Many of the students in attendance were members of Tech’s Reserve Officer Training Corps. Army ROTC student Matthew McLaughlin acknowledged the military has had some past issues with sexual abuse, but said events like Wednesday’s, along with classwork emphasizing respect and sexual equity, would help build a safer and more equitable military.

“We’re going to be the leaders, and this kind of thing is going to shape the way the Army is for the next few years,” McLaughlin said.

Fellow Army ROTC cadet Alec Bigalke said the event helped him realize that choosing to stand up against abuse and disrespectful language, as well as actual acts of violence, was the most powerful way to affect change.

“Everybody individually has to stand up. If one stands up, more will follow,” Bigalke said.

Disrespect of women, even in all-male situations, is the beginning of the path that leads to sexual violence, Funk explained in his speech.

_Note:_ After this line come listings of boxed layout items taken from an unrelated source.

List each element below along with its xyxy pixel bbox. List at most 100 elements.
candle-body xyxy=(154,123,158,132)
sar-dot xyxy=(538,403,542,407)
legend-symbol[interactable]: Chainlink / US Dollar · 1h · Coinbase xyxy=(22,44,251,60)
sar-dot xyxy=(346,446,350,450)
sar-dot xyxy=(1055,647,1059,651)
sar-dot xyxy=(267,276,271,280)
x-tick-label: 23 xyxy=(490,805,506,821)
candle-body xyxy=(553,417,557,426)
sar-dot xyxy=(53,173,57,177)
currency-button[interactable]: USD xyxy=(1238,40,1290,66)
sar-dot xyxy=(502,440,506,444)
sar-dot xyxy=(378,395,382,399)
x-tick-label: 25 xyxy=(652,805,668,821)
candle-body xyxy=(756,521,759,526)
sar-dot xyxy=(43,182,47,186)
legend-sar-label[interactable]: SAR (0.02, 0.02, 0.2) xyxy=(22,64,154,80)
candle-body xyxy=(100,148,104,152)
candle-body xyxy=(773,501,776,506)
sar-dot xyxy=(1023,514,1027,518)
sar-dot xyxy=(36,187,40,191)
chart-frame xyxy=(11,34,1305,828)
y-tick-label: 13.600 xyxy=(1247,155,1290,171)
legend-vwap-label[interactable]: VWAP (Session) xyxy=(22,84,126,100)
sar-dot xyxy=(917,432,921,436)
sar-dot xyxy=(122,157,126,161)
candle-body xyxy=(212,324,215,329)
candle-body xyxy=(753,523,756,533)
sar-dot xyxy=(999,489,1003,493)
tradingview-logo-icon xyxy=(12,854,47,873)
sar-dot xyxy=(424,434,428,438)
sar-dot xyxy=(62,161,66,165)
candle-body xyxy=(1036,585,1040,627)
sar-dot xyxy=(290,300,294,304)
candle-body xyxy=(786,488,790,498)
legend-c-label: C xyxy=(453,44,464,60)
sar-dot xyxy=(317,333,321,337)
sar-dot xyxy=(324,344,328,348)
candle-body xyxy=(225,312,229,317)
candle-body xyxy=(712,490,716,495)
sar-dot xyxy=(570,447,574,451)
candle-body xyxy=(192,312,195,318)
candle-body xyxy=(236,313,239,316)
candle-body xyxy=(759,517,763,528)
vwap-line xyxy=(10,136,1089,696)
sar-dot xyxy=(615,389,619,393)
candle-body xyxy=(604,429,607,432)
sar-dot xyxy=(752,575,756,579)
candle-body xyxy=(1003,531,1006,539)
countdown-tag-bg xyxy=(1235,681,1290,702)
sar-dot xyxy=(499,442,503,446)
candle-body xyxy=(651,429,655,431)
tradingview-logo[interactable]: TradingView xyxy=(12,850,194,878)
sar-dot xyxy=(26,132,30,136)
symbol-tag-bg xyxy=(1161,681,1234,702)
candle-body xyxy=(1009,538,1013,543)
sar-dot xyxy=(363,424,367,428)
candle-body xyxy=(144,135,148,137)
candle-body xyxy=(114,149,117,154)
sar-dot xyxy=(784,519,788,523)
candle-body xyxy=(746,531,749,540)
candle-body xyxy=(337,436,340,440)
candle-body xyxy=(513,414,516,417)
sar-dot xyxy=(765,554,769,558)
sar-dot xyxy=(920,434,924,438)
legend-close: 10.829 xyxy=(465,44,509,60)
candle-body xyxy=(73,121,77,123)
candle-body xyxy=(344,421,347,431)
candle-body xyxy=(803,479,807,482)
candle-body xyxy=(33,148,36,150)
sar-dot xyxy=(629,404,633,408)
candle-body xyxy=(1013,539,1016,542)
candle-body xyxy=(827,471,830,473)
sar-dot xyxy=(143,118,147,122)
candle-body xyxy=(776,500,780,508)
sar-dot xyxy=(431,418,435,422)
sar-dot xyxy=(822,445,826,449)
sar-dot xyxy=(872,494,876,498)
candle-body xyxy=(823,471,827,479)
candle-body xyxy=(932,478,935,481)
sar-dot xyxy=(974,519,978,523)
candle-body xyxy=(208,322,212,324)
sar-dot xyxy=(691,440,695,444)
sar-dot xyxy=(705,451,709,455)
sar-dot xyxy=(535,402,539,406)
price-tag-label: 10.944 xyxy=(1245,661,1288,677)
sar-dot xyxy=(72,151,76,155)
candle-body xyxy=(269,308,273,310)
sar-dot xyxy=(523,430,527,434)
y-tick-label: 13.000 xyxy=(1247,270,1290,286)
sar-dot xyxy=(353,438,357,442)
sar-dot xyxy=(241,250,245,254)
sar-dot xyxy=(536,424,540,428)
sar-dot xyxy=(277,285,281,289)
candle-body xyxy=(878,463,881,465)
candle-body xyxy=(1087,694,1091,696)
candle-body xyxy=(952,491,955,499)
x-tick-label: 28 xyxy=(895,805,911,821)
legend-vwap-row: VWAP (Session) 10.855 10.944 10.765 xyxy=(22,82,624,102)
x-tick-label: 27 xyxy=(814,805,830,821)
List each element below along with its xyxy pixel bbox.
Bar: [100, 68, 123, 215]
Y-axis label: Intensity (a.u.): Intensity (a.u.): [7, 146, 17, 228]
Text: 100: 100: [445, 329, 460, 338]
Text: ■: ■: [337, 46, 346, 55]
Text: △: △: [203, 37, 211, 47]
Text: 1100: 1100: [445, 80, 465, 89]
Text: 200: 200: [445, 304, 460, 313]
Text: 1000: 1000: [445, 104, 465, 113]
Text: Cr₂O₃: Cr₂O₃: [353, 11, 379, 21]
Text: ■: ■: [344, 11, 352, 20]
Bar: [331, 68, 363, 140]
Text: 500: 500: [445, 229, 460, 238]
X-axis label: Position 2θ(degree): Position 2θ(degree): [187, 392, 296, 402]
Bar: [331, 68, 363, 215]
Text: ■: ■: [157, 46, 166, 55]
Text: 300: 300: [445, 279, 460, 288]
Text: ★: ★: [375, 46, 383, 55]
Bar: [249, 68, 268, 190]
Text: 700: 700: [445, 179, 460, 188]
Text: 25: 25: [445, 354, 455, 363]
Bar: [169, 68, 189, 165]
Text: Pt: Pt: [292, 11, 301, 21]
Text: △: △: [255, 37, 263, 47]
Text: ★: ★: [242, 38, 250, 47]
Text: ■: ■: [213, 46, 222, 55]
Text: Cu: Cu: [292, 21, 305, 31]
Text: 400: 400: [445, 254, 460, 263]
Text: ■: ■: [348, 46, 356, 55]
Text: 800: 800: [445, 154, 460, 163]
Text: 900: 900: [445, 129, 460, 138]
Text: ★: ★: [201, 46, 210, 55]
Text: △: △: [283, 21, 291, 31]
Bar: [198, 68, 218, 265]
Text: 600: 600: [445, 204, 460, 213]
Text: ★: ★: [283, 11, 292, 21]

That begins at a young age, he said, when little boys are told to “stop acting like a girl.”

“Being a girl should not be a putdown. It should be a compliment,” he said.

Funk said that later in life, locker room talk and other situations where men might put women down contribute to assumptions that violence might be acceptable.

“The moment we start thinking it’s OK to disrespect women is the moment it makes it possible to rape,” he said.

Confronting this disrespect can be hard for a guy, who could face social retaliation, he admitted, turning to an example where he wished he’d been more assertive. Also, it’s unlikely you’ll change the mind of the person spouting the disrespectful language, he said. But what you might do, he said, “change the mind of every man in that locker room.”

Also, he added, if you do stand up for what’s right, you’re likely to get more support from fellow men than expected.

Funk said rape and sexual violence, unlike other crimes, tend to locate the shame around the crime’s victims, rather than the perpetrator. That’s why events like Wednesday’s are so important, he said.

“The Take Back the Night movement is here to take away the shame and the threats,” he said.

Wednesday’s event was sponsored by Tech’s Office of Academic and Community Conduct, Tech’s Outdoor Adventure and Wellness Program, and the Barbara Kettle Gundlach Shelter Home.